The welcome precipitation was literally raining millions of dollars practically everyday in the state, saving California from a real water supply crisis. It takes years of above average precipitation to replenish a land reeling in a multi-year drought. All in large part to a series of atmospheric rivers dubbed the “Pineapple Express,” featuring 1,000s of miles of needed rain marching by way of Hawaii. A welcome five days of precipitation supplied by its sub-tropical jet, taking aim at the Bay Area, but meandering enough to Southern California to share in its wealth.

Even better to note the Sierras are coated once again, ready for more snow before cycling back into the watershed, ready to quench a growing thirst. Replenishing reservoirs, and helping restore San Joaquin’s subsiding water tables, the rains washed years of irrigation salts from once fertile soils, 2017 is ready for better crops.

Snowfall records will likely fall in February and March. The official April 1, 2017 snow measurement is predicted to tally record depths, rivaling heat-wave press conferences of a total void of snow just two years ago.

And by all accounts, seven of the state’s 12 major reservoirs are reporting above “historic averages.” The mega drought started eroding from the Northern parts of the state which finally received normal to slightly above normal rainfall for the season, silencing the empty doomsday reservoir forecasts. And it was a trend, only two years in the making…but we’ll take it!

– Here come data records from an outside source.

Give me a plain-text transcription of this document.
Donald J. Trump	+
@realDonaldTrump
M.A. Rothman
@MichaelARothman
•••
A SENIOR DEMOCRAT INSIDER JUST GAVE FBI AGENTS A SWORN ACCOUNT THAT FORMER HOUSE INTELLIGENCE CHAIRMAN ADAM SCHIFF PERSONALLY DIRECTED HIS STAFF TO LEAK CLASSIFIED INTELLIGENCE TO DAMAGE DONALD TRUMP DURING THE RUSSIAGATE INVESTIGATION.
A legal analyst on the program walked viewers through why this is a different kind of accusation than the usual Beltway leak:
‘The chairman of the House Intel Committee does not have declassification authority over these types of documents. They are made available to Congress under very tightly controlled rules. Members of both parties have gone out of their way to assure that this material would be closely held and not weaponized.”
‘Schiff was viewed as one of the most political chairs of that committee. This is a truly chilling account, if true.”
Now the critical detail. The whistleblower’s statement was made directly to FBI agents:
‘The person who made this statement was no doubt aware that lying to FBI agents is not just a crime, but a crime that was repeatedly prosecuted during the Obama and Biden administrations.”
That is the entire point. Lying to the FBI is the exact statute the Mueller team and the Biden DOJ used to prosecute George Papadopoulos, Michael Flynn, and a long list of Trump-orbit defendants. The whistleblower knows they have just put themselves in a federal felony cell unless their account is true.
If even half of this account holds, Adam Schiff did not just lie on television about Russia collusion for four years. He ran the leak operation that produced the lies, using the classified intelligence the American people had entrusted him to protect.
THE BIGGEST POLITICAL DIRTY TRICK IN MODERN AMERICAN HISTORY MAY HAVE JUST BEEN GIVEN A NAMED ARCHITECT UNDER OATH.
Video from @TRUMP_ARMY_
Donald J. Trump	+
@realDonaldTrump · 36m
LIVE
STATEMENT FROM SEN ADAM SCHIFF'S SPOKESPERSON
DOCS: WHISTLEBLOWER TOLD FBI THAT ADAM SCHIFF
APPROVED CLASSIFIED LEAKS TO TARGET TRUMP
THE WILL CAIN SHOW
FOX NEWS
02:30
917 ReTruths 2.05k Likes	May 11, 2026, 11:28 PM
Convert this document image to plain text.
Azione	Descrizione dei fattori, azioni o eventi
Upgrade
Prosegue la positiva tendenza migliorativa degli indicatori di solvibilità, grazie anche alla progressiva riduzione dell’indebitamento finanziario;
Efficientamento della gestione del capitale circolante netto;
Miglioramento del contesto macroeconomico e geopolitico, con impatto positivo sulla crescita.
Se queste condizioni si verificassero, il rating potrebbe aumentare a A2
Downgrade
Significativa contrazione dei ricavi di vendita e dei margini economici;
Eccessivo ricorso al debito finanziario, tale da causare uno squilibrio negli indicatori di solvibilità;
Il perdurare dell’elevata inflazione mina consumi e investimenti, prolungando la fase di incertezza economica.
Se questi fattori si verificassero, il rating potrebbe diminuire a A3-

Unfortunately, for San Diegans, most of the beneficial drought-busting rains were carried efficiently back out to sea. San Diego’s topography is very efficient in draining it’s watershed back to the sea where it essentially came from. And city officials took notice, not only by the shear visuals of river and storm water runoff that carried the areas liter built up over the years, but the massive amounts of brown water seen mixing into the surf that prompted the usual bacteria warnings to surfers.

Too quick to soak into local water tables and able to make a significant dent, city officials are discussing capturing storm water, even offering a combined $100 rebate for residents to purchased rain barrels to capture the precious rainfall, preferable to classic irrigation of area gardens. Rainwater is proven superior due to it’s distilled nature, powerful enough if raining moderately to wash irrigated salts from root bases that are known to govern and stunt growth remains.

Fortunately additional rainfall is expected to continue through the April rainy season, albeit with much above normal temperatures to help dry those soil moisture indexes back to levels requiring irrigation only 96 hours later. The good news is, 7 of 12 major California reservoirs are reporting above “historic averages” as of January 23, 2017.

Nearly 4.36 billion gallons of water fell in the City of San Diego, who consumes an average 200 million gallons of water a day, for a grand total of only 21 days supply. Increase the runoff storm water collection, and San Diego is well on its way of becoming increasingly independent in potable water supply. The historic drought has officially been improved from exceptional to severe, a large dent from the recent atmospheric river impacts.

Favored Sierra Mountain resorts reported 22.5′ (feet) of snow fall in 20 days!